The proposed code looks at two tiers, according to Mr. Charters:
• Tier 1 Battery Energy Storage Systems, which have an aggregate energy capacity less than or equal to 600kWh (kilowatt hours) and, if in a room or enclosed area, consist of only a single energy storage system technology.
• Tier 2 Battery Energy Storage Systems, which have an aggregate energy capacity greater than 600kWh or comprise more than one storage battery technology in a room or enclosed area.
Mr. Charters said Tier 2 could be “grid level” storage, which could be sold back to the grid. He said the proposed code changes are aimed primarily at Tier 2 storage
Mr. Charters said the proposal will included a “decommissioning” fund to deal with removing the batteries once they are no longer in use.
Councilman Frank Beyrodt said the battery units “are much smaller than a solar panel.”
Councilman Tim Hubbard said they are similar in size to a generator.
“The risk of fire or explosion is almost nothing and is contained within the unit,” Mr. Hubbard said.
He also questioned what happens to battery storage units as time progresses. Mr. Hubbard raised similar concerns about disposing of solar panels and said no one to date has had an answer for those questions.

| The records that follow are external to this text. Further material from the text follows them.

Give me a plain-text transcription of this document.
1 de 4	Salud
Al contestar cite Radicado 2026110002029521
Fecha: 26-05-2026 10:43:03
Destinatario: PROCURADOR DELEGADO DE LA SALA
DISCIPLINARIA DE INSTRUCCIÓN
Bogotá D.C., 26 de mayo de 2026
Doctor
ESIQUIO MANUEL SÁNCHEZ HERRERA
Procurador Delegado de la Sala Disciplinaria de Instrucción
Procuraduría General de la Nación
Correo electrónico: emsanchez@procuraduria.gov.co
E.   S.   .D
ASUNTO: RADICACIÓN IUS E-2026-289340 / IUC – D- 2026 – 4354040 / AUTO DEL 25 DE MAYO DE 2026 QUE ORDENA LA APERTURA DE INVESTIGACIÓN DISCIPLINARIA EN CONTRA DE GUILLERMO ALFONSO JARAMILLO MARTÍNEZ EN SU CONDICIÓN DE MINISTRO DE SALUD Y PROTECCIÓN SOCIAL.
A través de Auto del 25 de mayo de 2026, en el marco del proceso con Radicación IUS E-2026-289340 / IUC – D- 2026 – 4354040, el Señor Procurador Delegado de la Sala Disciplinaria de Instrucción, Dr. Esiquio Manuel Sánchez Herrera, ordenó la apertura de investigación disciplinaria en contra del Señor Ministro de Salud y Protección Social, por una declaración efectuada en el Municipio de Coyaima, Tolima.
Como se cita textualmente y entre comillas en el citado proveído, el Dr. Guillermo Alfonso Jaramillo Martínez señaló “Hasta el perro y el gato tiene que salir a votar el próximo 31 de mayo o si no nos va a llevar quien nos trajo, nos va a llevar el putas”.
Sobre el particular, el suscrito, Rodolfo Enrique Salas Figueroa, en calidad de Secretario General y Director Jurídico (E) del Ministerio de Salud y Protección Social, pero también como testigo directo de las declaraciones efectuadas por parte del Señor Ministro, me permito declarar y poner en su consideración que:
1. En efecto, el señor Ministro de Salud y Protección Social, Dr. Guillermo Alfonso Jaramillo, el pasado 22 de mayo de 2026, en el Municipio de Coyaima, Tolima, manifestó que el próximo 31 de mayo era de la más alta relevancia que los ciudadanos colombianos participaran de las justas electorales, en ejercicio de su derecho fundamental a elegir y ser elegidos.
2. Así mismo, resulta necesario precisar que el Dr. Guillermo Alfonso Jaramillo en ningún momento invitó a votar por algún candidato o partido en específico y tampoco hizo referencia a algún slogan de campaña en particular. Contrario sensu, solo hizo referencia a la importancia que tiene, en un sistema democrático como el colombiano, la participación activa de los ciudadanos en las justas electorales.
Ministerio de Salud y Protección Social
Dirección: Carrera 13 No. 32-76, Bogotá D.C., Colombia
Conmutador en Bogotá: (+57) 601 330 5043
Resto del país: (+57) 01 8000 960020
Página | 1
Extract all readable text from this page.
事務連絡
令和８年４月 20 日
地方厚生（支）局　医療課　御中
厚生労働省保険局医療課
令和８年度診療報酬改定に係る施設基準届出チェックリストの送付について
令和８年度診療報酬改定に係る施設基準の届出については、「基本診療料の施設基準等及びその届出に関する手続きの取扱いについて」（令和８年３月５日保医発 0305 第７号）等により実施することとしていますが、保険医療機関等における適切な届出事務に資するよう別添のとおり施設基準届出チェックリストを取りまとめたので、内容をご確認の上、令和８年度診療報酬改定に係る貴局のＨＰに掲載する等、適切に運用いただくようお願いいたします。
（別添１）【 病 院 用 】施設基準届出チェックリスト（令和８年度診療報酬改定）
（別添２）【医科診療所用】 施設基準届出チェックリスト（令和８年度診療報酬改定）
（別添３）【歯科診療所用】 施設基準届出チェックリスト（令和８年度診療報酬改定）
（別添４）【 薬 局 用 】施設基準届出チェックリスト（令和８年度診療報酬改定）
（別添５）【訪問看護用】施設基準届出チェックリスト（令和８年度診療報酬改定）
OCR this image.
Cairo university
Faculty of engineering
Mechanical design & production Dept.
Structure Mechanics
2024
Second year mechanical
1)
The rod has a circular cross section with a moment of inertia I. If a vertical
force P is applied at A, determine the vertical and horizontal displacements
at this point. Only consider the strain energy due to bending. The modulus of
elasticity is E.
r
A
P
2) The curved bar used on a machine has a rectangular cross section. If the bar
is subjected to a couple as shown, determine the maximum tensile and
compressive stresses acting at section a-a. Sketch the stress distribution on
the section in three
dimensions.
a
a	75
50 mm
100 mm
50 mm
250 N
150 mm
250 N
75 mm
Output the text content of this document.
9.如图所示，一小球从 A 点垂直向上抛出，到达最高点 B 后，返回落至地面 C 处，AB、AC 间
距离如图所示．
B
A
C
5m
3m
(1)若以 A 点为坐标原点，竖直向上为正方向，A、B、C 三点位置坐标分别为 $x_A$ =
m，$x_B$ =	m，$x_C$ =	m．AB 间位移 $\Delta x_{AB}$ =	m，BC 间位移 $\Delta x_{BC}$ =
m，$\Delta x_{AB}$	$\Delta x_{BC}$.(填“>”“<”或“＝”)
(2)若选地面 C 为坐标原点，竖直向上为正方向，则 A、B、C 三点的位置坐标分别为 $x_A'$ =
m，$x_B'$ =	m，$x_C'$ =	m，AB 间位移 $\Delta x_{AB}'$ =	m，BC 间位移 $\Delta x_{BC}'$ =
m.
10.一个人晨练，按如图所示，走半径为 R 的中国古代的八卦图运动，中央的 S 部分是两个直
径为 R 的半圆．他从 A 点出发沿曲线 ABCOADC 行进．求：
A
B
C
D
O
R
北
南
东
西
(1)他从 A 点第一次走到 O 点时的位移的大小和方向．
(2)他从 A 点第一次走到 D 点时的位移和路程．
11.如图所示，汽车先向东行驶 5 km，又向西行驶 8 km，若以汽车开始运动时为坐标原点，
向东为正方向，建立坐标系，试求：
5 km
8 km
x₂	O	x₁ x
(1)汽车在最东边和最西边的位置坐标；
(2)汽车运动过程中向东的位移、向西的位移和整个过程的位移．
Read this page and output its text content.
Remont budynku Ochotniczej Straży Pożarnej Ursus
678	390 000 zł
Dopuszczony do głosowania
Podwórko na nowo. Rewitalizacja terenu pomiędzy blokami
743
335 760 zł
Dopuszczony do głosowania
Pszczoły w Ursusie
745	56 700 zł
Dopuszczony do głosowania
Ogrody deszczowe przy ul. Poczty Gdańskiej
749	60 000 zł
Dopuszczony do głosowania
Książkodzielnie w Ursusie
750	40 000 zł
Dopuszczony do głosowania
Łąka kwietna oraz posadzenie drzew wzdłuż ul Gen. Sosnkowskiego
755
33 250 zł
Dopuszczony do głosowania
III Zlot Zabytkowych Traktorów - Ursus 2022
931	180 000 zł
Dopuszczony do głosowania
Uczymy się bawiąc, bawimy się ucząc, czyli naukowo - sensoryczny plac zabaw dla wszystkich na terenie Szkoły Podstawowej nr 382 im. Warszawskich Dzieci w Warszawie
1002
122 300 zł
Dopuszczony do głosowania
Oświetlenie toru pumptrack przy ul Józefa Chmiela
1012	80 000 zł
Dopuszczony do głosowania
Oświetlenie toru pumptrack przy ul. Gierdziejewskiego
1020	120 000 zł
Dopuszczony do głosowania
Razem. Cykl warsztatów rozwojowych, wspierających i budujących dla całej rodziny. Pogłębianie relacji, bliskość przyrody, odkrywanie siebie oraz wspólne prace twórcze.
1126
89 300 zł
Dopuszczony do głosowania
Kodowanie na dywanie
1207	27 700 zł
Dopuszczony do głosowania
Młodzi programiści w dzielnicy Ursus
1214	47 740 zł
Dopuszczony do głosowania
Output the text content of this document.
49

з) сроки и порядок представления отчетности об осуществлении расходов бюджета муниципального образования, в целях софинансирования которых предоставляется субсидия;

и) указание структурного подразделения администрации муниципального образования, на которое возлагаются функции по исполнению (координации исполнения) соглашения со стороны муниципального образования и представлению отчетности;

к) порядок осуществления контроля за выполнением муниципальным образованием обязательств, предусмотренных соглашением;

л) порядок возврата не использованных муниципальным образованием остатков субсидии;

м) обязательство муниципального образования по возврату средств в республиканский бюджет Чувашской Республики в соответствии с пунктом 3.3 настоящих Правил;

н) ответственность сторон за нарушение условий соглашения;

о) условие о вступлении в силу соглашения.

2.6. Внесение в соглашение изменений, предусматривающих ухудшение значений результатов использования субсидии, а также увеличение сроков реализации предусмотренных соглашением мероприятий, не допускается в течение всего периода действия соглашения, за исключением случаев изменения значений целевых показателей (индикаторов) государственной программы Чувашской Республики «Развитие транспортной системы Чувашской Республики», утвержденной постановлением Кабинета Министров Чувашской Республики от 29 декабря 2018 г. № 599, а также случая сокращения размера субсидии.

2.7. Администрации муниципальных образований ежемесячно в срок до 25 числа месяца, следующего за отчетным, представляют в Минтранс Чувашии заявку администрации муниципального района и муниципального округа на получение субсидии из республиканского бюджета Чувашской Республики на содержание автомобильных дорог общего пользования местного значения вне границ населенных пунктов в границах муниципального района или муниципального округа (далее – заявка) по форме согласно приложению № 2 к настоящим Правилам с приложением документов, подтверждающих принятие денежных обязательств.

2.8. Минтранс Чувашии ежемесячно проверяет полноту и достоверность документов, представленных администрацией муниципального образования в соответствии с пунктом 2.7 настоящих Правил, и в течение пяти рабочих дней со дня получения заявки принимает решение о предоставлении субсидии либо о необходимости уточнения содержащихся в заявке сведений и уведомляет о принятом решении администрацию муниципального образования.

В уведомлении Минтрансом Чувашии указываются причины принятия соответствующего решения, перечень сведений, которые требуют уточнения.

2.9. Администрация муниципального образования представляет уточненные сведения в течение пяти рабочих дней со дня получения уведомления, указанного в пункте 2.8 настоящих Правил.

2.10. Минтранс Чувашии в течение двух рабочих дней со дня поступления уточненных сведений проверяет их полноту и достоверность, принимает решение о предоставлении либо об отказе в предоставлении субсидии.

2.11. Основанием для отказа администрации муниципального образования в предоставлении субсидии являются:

“I’m not comfortable with it, but I understand progress,” he said.
Councilman Bob Kern said: “We have to stay on top of these if someone goes out of business.”
Mr. Beyrodt said, hopefully, the technology will improve.
Mr. Charters said much of the fire safety regulations in the new code were borrowed from New York State code.
He recommended the board set a public hearing on the proposed code change and the Town Board scheduled one for the Aug. 16 meeting that begins at 6 p.m.